After finishing the film, Havettová submitted two proposals to the studio which were not approved: an experiment titled Life Itself Writes Stories Like This (Sám život píše podobné příběhy) in which live actors were supposed to transform in their own caricatures, and Jááánošík inspired by satiric cartoons by Fedor Vico which were banned during the Normalisation. In 1972, Havettová left the studio after a disagreement with its political leadership and became a freelancer, making two animated bedtime stories for Košice television. She returned to film in the late 1970s with her film Contacts (Kontatky, 1980) foreshadowing the peak of her career.
Literature:
Petr Zvoníček, Kreslené kontakty Jaroslavy Havettové. Film a doba 29, 1982, no. 11, pp. 653–655.

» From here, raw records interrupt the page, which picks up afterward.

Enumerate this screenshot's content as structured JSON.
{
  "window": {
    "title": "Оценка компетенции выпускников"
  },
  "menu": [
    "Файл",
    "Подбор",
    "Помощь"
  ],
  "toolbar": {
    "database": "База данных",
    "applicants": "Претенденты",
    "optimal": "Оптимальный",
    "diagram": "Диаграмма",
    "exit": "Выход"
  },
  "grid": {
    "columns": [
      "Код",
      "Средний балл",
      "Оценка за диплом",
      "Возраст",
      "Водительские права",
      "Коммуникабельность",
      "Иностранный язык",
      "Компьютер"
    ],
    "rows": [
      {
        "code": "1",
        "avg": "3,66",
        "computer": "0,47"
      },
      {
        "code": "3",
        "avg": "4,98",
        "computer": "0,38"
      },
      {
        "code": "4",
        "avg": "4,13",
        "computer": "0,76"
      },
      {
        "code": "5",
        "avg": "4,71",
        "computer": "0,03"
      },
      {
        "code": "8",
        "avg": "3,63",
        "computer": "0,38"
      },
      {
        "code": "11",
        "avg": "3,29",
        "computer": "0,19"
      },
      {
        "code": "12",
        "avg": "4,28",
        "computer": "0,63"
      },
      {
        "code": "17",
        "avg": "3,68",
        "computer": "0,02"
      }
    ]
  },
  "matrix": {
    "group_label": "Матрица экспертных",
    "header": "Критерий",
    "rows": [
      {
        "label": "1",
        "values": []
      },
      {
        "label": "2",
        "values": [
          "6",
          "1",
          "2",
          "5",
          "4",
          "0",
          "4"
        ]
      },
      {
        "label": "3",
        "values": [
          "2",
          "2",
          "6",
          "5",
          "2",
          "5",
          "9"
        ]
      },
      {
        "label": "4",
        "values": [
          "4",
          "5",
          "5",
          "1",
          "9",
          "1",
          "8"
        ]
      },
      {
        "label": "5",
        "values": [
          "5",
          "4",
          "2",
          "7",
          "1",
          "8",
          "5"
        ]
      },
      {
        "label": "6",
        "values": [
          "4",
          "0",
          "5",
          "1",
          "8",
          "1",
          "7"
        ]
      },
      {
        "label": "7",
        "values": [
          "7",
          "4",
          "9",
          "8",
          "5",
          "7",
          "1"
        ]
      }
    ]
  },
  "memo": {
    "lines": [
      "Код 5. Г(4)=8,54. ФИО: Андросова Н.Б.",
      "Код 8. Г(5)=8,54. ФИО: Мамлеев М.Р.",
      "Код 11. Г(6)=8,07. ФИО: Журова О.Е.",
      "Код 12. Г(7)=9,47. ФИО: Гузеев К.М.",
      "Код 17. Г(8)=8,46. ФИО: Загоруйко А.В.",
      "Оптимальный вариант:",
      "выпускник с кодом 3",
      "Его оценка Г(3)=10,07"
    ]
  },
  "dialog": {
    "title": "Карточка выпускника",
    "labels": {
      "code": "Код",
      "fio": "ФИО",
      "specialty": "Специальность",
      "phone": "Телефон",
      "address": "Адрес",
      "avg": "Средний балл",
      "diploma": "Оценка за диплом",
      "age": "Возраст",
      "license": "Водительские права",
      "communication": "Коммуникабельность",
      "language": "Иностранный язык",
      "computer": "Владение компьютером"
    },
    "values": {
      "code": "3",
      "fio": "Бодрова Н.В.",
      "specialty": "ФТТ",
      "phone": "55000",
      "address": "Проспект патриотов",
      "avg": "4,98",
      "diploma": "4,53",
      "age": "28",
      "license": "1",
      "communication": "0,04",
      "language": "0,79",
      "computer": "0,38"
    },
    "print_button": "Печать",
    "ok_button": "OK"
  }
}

Rudolf Urc, Jaroslava Havettová. Prvá dáma slovenského animovaného filmu. Homo Felix, 2011, no. 2, pp. 32–45.
Maroš Brojo, Interview with Jaroslav Havettová. Homo Felix 2011, no. 2.
Zdena Škapová, Stříbrný medvěd pro 11 000 obrázků. In: Stanislav Ulver (ed.), Animace a doba. Prague: Sdružení přátel odborného filmového tisku 2004, pp. 291–294.
Václav Macek – Jelena Paštéková, Dejiny slovenskej kinematografie. Bratislava: Slovak Film Institute, 2016.
Rudolf Urc – Marián Veselý, Slovenský animovaný film. Bratislava: FOTOFO 1994.